6.3.2 . Use of Hotjar services for web analysis and advertising purposes
We use the web analytics service Hotjar provided by Hotjar Ltd., Dragonara Business Centre, 5th Floor, Dragonara Road, Paceville St Julian’s STJ 3141, Malta, to better understand user behavior and improve the usability of our website.
Hotjar enables us to record user interactions such as mouse movements, clicks, scroll behavior, and keystrokes on selected pages. This information is anonymized and does not allow us to identify individual users.
The use of Hotjar is based on your consent in accordance with Art. 6 (1) point a GDPR. You can revoke your consent at any time with effect for the future. For more information about Hotjar’s data processing, please refer to Hotjar’s privacy policy.
7. Storage period
In principle, we only store personal data for as long as is necessary to fulfil the purposes for which we have collected the data. After that, we delete the data immediately, unless we still need the data until the expiry of the statutory limitation period for evidence purposes for civil claims, due to statutory retention obligations or if there is another data protection legal basis for the continued processing of your data in a specific individual case.
In particular, we are required to store contractual data for three years from the end of the year in which our business relationship with you ends. Any claims become time-barred at the earliest at this point in time in accordance with the statutory limitation period.

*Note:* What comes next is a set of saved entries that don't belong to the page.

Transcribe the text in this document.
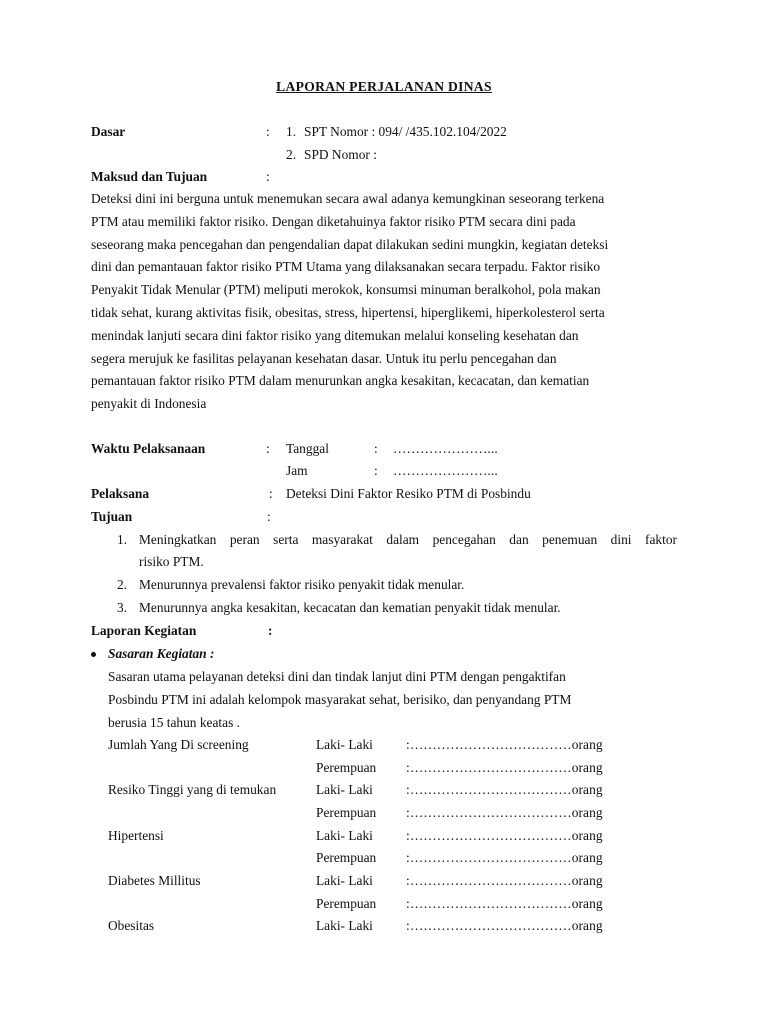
LAPORAN PERJALANAN DINAS
Dasar	: 1. SPT Nomor : 094/ /435.102.104/2022
2. SPD Nomor :
Maksud dan Tujuan	:
Deteksi dini ini berguna untuk menemukan secara awal adanya kemungkinan seseorang terkena
PTM atau memiliki faktor risiko. Dengan diketahuinya faktor risiko PTM secara dini pada
seseorang maka pencegahan dan pengendalian dapat dilakukan sedini mungkin, kegiatan deteksi
dini dan pemantauan faktor risiko PTM Utama yang dilaksanakan secara terpadu. Faktor risiko
Penyakit Tidak Menular (PTM) meliputi merokok, konsumsi minuman beralkohol, pola makan
tidak sehat, kurang aktivitas fisik, obesitas, stress, hipertensi, hiperglikemi, hiperkolesterol serta
menindak lanjuti secara dini faktor risiko yang ditemukan melalui konseling kesehatan dan
segera merujuk ke fasilitas pelayanan kesehatan dasar. Untuk itu perlu pencegahan dan
pemantauan faktor risiko PTM dalam menurunkan angka kesakitan, kecacatan, dan kematian
penyakit di Indonesia
Waktu Pelaksanaan	: Tanggal	: …………………...
Jam	: …………………...
Pelaksana	: Deteksi Dini Faktor Resiko PTM di Posbindu
Tujuan	:
1. Meningkatkan peran serta masyarakat dalam pencegahan dan penemuan dini faktor
risiko PTM.
2. Menurunnya prevalensi faktor risiko penyakit tidak menular.
3. Menurunnya angka kesakitan, kecacatan dan kematian penyakit tidak menular.
Laporan Kegiatan	:
Sasaran Kegiatan :
Sasaran utama pelayanan deteksi dini dan tindak lanjut dini PTM dengan pengaktifan
Posbindu PTM ini adalah kelompok masyarakat sehat, berisiko, dan penyandang PTM
berusia 15 tahun keatas .
Jumlah Yang Di screening	Laki- Laki :………………………………orang
Perempuan :………………………………orang
Resiko Tinggi yang di temukan	Laki- Laki :………………………………orang
Perempuan :………………………………orang
Hipertensi	Laki- Laki :………………………………orang
Perempuan :………………………………orang
Diabetes Millitus	Laki- Laki :………………………………orang
Perempuan :………………………………orang
Obesitas	Laki- Laki :………………………………orang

Even after that, we still have to store some of your data for accounting reasons. We are obliged to do so due to legal documentation requirements that may arise from the German Commercial Code, the German Fiscal Code, the German Banking Act, the German Money Laundering Act and the German Securities Trading Act. The periods for storing documents specified there are between two and ten years.
8. Requirements for the transfer of personal data to third countries
As part of the processing described above, your personal data may be transferred or disclosed to third parties located in so-called third countries, i.e. outside the European Union or the European Economic Area (EEA). Such processing is carried out in accordance with the requirements of Art. 44 et seq. GDPR. We have already informed you about the respective details of the transfer at the relevant points.
Some third countries to which personal data may be transferred may not have a consistently high level of data protection due to a lack of legal provisions. Where this is the case, we ensure that data protection is sufficiently guaranteed. This is possible through binding corporate rules, standard contractual clauses of the European Commission for the protection of personal data in accordance with Art. 46 (1), (2) lit. c GDPR, certificates or recognised codes of conduct. The 2021 standard contractual clauses are available here. Where this is not possible, we base the data transfer on exceptions to Art. 49 GDPR, in particular your express consent or the necessity of the transfer for the fulfilment of a contract or for the implementation of pre-contractual measures.
The European Commission certifies a level of data protection comparable to the EEA standard for some third countries by means of so-called adequacy decisions (a list of these countries, which also include the USA, and a copy of the adequacy decisions can be found here. Please contact our data protection officer if you would like more information on this).